Shoshana Felman is one of the most important post-Lacaniain psychoanalysts. Felman’s work is situated at the interface of Postmodernism, cultural criticism and Psychoanalysis. The following ideas from Felman’s work are of great import.
(1) Adapting the ideas of the speech -act theorist, J.L. Austin, Felman reworks the notion of the performative and the constative The performative is the rhetorical enactment, a pure doing in the act of speech itself. For instance “I now pronounce you man and wife” or “I promise” are performatives because they perform the action referred to in the phrase- they do not carry any information. A constative speech act merely states things, and is used for conveying information.
(2) For Felman, Lacan’s singular contribution has been to suggest that the performative and the constative are engaged in a perpetual dialogism. The human subject is constantly a battleground for the conscious and the unconscious. The two inform and undermine each other. This is the double writing of the self, of what is enacted (performed, as in performative) beyond and outside what can be known (as in the constative speech act of information) at any moment.

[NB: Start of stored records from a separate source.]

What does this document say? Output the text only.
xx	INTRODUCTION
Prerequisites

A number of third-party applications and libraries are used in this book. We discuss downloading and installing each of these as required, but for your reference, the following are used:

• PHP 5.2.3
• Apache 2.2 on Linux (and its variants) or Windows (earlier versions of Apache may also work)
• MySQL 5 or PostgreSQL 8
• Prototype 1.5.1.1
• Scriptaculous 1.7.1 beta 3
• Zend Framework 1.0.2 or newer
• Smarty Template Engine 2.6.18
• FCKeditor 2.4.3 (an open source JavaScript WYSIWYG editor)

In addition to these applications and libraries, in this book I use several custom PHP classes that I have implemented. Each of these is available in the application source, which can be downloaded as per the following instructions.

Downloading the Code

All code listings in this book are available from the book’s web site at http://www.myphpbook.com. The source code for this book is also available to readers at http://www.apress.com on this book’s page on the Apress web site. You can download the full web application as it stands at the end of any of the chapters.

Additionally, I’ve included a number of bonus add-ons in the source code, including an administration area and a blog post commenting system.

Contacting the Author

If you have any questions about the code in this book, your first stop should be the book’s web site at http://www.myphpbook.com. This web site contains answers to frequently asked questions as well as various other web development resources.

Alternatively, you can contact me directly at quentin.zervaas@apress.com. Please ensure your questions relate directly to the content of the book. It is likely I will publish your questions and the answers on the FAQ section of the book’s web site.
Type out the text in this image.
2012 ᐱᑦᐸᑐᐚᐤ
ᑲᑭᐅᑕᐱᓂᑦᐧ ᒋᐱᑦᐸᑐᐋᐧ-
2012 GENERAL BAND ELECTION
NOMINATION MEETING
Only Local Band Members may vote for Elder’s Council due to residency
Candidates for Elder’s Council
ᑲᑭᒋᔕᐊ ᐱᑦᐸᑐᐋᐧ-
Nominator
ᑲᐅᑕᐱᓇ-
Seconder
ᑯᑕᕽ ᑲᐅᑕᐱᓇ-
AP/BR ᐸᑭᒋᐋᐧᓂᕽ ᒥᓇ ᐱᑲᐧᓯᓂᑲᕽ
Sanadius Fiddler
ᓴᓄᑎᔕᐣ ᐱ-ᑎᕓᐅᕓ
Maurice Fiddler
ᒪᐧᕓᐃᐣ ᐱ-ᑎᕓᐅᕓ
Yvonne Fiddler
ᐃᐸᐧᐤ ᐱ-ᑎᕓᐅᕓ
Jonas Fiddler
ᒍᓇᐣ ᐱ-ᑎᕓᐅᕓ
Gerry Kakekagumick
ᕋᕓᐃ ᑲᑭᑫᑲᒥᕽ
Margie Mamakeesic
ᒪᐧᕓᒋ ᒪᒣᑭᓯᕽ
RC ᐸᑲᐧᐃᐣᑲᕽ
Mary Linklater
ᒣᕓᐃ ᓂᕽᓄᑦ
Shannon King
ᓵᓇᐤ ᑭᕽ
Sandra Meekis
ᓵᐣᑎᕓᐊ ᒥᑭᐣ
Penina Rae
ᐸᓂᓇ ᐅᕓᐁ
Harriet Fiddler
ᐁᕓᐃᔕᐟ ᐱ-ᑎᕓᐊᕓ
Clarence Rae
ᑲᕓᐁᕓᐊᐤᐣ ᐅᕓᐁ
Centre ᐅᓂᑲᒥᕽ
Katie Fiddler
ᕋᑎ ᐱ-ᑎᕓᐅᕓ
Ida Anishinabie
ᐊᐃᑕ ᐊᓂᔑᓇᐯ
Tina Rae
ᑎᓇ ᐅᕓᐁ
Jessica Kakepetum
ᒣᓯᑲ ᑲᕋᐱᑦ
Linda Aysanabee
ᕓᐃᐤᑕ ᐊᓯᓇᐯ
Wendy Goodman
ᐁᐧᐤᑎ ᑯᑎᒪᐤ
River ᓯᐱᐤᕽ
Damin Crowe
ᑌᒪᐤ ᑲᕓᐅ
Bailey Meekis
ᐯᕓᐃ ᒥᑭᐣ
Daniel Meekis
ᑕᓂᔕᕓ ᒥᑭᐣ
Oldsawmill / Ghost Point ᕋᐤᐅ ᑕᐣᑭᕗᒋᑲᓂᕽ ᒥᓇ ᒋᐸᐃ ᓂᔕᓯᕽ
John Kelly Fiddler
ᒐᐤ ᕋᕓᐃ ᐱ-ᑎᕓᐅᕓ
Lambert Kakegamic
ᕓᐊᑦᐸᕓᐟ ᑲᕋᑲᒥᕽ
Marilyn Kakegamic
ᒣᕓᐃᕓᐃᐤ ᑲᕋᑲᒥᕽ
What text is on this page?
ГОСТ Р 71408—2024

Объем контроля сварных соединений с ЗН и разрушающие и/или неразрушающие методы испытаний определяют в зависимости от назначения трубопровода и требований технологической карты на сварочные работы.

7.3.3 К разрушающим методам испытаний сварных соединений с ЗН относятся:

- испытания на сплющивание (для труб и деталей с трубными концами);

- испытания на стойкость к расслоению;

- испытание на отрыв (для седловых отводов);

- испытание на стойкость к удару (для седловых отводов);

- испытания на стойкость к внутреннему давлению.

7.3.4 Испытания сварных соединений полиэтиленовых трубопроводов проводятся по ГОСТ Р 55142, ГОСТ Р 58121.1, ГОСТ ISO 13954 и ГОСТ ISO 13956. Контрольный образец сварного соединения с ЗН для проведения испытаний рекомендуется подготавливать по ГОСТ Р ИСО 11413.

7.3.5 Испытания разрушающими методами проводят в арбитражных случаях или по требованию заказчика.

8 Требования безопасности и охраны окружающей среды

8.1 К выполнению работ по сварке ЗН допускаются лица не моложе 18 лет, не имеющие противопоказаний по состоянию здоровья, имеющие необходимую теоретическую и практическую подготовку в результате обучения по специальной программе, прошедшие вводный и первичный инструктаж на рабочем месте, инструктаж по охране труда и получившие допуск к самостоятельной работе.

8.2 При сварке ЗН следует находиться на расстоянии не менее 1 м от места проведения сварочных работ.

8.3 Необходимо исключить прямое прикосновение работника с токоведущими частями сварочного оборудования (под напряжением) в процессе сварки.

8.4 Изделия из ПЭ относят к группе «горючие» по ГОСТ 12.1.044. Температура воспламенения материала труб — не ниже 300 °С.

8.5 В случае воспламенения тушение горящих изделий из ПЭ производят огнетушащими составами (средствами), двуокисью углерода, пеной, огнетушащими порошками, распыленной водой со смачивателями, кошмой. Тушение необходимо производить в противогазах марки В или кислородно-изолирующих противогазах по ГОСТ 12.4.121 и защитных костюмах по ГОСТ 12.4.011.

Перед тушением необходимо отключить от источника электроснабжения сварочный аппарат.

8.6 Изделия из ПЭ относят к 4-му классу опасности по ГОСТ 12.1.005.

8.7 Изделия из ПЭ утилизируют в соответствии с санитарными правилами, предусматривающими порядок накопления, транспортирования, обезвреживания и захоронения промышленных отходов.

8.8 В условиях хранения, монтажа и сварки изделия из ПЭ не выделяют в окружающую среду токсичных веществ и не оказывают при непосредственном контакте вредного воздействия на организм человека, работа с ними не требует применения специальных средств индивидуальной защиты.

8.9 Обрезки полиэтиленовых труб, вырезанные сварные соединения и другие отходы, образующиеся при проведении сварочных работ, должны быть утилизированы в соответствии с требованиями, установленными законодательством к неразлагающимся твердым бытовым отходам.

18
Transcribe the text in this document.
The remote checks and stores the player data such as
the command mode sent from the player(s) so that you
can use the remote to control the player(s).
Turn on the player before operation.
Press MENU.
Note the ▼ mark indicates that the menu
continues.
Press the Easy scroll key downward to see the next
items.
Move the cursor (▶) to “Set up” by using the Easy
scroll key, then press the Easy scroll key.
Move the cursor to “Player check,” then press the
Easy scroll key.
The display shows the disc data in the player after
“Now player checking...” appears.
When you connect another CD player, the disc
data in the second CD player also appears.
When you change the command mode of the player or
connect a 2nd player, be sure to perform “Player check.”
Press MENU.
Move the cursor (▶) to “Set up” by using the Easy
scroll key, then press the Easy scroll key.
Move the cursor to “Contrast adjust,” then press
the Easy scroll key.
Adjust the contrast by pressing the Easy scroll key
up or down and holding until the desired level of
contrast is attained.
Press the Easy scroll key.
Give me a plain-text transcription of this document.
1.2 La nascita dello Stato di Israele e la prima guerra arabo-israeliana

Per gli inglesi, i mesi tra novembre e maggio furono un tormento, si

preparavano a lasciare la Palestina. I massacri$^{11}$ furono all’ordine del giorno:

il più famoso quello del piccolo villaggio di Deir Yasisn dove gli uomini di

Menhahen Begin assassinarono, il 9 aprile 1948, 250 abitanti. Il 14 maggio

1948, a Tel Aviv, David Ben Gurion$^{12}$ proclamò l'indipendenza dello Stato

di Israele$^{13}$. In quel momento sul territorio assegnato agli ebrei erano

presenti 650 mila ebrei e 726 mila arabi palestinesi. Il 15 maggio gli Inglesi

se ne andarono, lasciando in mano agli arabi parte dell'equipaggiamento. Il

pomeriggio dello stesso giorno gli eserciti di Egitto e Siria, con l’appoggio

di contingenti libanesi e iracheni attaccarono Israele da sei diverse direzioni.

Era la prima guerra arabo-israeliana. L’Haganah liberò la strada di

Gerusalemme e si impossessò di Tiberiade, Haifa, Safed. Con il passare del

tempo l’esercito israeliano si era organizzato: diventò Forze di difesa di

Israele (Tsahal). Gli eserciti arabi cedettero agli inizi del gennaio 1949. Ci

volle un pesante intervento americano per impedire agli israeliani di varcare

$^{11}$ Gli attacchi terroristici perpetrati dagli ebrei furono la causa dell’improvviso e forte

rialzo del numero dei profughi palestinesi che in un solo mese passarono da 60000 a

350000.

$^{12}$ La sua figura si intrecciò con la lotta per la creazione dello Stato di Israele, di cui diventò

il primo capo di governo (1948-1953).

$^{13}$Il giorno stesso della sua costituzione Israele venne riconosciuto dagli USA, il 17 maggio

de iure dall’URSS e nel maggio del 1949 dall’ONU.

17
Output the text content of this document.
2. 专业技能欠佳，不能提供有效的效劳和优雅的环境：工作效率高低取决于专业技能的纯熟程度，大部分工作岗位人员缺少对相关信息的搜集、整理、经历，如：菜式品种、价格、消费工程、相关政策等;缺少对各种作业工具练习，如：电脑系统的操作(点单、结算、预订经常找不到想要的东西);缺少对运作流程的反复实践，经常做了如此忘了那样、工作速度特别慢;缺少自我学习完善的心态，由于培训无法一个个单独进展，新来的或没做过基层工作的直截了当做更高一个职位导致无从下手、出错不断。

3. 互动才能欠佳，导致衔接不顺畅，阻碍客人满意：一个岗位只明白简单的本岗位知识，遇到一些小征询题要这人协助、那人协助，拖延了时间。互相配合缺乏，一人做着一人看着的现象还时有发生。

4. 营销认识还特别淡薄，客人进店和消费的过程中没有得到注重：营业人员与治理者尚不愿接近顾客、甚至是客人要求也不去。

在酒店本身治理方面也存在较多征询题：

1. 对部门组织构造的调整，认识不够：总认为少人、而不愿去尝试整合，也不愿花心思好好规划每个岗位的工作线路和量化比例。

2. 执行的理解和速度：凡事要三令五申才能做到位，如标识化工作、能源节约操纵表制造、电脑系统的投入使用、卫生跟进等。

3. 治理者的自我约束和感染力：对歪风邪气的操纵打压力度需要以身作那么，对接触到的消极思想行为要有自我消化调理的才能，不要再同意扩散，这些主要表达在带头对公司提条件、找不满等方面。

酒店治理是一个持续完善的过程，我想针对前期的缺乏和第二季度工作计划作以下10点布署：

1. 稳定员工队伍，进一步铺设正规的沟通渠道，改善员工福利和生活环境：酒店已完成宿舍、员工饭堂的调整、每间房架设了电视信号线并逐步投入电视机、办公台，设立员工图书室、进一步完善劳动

(3) Felman’s interest in pedagogy has also made innovative use of Lacan. Following Lacan, Felman argues that a teacher should teach in relation to the student’s unconscious or “unmeant knowledge.” This unmeant is the resistance to knowledge, where its laps and gaps are unconscious in origin. The teacher must address the unconscious Other. To this end she suggests a performative enactment of reading the unconscious text by recognising the resistances, absences and unmeant knowledge. Felman’s readings focus on the rhetorical dimensions of hiddenness by paying attention to the rhetorical strategies of a text.